What happened

Shares of Roku (ROKU -0.35%) turned sharply lower Wednesday, cratering as much as 18.1%. As of 10:23 a.m. ET, the stock was still down 16.3%.

The overall market slump added fuel to the fire, but it was the streaming pioneer's quarterly financial report that took center stage -- and investors did not like what they saw.

So what

For the third quarter, Roku generated revenue of $761 million, up 12% year over year, driven by active accounts of 65.4 million, which grew 16%. Platform revenue grew 15% but was offset by player revenue that fell 7%. This weighed heavily on the company's bottom line, resulting in a loss per share of $0.88, compared to earnings per share of $0.52 in the prior-year quarter. 

To give those numbers some context, analysts' consensus estimates were guiding for revenue of $696.2 million and a loss per share of $1.29, so Roku surpassed expectations on both counts. 

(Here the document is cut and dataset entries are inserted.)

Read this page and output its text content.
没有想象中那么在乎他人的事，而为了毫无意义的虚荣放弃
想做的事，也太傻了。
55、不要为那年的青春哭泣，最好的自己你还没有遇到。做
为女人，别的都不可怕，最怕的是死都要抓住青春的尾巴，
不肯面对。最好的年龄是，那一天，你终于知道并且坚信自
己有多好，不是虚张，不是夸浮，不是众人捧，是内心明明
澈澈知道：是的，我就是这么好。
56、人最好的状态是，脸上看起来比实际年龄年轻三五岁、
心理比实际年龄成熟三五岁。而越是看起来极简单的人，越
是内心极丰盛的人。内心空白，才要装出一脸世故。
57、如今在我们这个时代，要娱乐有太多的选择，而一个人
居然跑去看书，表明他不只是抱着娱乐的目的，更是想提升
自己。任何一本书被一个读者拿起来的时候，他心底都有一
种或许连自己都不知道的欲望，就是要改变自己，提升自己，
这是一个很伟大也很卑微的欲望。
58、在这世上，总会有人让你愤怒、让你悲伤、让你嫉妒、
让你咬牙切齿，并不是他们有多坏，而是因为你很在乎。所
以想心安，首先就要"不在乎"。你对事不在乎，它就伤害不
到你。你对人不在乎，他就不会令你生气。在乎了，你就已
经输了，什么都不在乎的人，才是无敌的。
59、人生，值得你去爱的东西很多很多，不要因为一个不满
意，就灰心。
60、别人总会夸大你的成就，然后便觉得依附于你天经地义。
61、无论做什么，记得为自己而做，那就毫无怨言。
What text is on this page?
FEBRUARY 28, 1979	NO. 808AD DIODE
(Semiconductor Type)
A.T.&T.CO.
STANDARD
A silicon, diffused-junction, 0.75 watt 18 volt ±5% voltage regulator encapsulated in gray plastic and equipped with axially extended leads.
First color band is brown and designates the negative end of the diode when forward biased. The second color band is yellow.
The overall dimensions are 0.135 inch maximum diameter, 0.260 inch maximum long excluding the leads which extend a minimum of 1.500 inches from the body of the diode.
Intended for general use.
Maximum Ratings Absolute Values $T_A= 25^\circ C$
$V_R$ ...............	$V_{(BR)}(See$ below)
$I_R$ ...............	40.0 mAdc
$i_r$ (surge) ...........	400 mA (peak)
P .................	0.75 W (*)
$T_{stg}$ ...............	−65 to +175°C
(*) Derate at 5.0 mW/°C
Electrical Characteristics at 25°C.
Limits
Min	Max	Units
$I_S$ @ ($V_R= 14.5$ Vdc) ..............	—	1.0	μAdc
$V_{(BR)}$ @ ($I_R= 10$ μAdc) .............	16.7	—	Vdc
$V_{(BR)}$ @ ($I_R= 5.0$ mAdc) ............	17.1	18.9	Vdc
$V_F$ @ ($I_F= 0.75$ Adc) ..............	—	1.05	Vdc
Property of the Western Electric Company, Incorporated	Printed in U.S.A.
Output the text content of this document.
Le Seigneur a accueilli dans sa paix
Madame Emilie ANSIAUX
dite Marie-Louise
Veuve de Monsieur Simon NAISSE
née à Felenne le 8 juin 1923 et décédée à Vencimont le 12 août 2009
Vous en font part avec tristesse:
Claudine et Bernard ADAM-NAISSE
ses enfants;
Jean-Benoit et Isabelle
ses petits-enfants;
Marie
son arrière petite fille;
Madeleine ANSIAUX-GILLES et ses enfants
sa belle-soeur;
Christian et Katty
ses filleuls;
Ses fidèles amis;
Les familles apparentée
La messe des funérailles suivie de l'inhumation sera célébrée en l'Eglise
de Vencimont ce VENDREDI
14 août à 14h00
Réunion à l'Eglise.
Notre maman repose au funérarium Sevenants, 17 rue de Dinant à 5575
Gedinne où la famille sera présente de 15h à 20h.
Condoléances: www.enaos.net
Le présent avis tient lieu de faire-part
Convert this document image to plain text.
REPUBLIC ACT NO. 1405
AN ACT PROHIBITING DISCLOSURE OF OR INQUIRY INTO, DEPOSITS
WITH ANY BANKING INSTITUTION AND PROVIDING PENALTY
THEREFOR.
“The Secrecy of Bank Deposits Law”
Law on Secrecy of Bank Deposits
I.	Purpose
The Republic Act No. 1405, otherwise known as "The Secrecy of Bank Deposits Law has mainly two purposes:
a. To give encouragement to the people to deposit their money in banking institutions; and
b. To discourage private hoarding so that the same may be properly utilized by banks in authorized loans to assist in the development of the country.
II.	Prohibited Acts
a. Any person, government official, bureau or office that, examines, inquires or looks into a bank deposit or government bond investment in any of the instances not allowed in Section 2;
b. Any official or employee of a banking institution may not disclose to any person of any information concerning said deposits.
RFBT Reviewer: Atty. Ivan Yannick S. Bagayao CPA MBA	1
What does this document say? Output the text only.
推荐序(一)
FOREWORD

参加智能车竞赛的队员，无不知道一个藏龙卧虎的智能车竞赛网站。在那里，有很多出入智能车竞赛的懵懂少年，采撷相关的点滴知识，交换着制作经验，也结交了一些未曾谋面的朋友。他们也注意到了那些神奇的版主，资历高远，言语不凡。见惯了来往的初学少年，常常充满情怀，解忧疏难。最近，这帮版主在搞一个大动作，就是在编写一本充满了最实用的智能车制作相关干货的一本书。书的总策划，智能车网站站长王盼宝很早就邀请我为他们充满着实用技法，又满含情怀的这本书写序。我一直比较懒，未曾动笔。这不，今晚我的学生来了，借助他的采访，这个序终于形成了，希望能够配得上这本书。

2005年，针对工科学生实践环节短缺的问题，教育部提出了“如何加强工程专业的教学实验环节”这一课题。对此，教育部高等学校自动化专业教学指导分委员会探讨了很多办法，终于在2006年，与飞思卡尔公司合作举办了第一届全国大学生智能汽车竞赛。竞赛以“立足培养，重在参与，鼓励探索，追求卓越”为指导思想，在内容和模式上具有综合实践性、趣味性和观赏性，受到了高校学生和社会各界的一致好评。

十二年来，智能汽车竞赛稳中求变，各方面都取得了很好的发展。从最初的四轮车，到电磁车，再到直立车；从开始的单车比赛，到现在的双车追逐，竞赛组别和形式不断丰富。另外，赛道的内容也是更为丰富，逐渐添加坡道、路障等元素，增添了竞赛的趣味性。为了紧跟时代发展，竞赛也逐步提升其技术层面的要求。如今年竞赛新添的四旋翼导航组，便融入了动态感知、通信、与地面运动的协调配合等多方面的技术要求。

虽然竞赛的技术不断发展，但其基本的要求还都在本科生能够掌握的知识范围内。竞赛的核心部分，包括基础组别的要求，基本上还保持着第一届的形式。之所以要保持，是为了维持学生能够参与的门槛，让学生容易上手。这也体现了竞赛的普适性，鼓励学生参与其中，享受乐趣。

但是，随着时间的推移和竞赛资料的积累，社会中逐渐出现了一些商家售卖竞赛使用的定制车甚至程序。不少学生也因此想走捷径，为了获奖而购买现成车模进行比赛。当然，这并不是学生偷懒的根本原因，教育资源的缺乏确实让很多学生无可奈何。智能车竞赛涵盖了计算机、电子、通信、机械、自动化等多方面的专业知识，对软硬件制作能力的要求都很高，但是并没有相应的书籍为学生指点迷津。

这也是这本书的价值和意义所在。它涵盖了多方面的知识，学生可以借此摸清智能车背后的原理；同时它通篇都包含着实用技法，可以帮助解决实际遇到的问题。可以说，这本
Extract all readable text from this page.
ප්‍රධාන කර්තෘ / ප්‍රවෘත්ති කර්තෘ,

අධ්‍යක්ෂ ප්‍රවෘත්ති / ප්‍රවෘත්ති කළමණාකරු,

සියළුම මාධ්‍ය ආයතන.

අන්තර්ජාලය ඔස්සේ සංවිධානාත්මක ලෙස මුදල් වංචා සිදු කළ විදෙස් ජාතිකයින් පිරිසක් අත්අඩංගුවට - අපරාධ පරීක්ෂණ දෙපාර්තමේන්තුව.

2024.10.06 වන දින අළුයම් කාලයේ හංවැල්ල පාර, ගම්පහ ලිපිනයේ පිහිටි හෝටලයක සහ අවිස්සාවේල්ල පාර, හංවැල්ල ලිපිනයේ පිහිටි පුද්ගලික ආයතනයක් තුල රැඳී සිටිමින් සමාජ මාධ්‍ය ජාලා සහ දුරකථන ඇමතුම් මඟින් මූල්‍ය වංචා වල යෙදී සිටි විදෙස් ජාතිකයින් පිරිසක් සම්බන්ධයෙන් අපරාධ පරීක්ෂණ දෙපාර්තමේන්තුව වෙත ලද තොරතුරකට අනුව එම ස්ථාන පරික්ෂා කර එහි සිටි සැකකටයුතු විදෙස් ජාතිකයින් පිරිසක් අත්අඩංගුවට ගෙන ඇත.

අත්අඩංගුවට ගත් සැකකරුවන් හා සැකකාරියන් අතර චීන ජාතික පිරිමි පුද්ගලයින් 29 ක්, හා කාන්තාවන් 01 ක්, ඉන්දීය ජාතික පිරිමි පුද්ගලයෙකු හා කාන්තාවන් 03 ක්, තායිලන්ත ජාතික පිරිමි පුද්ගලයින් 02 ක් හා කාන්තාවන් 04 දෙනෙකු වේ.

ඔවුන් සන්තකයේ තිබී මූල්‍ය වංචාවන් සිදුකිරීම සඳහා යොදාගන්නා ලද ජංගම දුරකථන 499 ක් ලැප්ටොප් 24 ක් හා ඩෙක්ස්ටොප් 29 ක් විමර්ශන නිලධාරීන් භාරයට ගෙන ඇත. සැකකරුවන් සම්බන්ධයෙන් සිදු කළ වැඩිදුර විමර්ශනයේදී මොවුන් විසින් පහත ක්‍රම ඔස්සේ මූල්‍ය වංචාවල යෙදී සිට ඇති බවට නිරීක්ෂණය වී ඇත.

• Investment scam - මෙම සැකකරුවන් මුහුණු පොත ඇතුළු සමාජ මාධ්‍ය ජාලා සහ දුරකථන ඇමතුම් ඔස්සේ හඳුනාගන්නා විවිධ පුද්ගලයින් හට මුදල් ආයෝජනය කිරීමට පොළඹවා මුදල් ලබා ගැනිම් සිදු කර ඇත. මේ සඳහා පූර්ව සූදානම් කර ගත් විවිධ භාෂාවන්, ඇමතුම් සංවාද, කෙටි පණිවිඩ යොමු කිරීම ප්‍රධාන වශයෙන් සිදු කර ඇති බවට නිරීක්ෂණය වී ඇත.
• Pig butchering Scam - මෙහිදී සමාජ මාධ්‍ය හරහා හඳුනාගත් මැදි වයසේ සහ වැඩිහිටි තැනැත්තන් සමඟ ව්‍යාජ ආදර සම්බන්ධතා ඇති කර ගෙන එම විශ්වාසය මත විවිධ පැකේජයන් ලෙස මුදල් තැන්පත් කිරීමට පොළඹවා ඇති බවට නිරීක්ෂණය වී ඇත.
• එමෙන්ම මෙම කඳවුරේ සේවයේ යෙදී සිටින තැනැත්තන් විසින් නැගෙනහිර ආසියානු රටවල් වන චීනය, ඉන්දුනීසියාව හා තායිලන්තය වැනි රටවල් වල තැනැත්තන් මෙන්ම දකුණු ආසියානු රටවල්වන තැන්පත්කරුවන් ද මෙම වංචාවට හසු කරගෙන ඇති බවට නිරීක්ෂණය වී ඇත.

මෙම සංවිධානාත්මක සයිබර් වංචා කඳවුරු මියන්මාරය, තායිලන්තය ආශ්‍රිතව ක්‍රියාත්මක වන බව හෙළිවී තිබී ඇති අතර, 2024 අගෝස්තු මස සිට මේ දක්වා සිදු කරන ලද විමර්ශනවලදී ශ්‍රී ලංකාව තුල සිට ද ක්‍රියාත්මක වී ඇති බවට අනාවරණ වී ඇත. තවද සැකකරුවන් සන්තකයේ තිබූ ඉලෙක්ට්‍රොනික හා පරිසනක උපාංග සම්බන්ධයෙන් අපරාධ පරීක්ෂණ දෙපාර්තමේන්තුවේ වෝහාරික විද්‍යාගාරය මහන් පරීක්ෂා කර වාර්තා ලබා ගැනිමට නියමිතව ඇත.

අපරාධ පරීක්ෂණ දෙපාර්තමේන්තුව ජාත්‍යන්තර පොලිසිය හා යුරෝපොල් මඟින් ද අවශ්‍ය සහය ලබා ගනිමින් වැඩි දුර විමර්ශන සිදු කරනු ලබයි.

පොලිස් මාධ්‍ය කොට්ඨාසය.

Viewers streamed 21.9 billion hours during the quarter, an increase of 1.1 billion hours sequentially, showing the death of streaming has been greatly exaggerated.

There were a number of positive developments that were overshadowed by Roku's mounting losses. Streaming hours on The Roku Channel, the company's ad-supported streaming option, grew more than 90% year over year, while also launching in Mexico. Roku also said its three-phase model of scale, engage, and monetize -- which worked so well in the U.S. -- also succeeded in Mexico, as the company boasts the No. 2-selling smart TV in the country.

Now what

There were two issues that spooked Roku investors, its weakening results aside. First, the company announced that CFO Steve Louden would be leaving the company sometime in 2023. Louden helped usher the company through its IPO and originally planned to leave in 2019 but ultimately put off the move.

Roku's outlook was a shocker, however, as the company is guiding for net revenue of roughly $800 million, a decline of roughly 8% year over year, resulting in adjusted EBITDA of -$135 million.

Its status as the industry-leading platform, as well as reasonable valuation of just 2 times sales, make Roku a steal. Until the economy improves, however, investors should buckle in for a bumpy ride.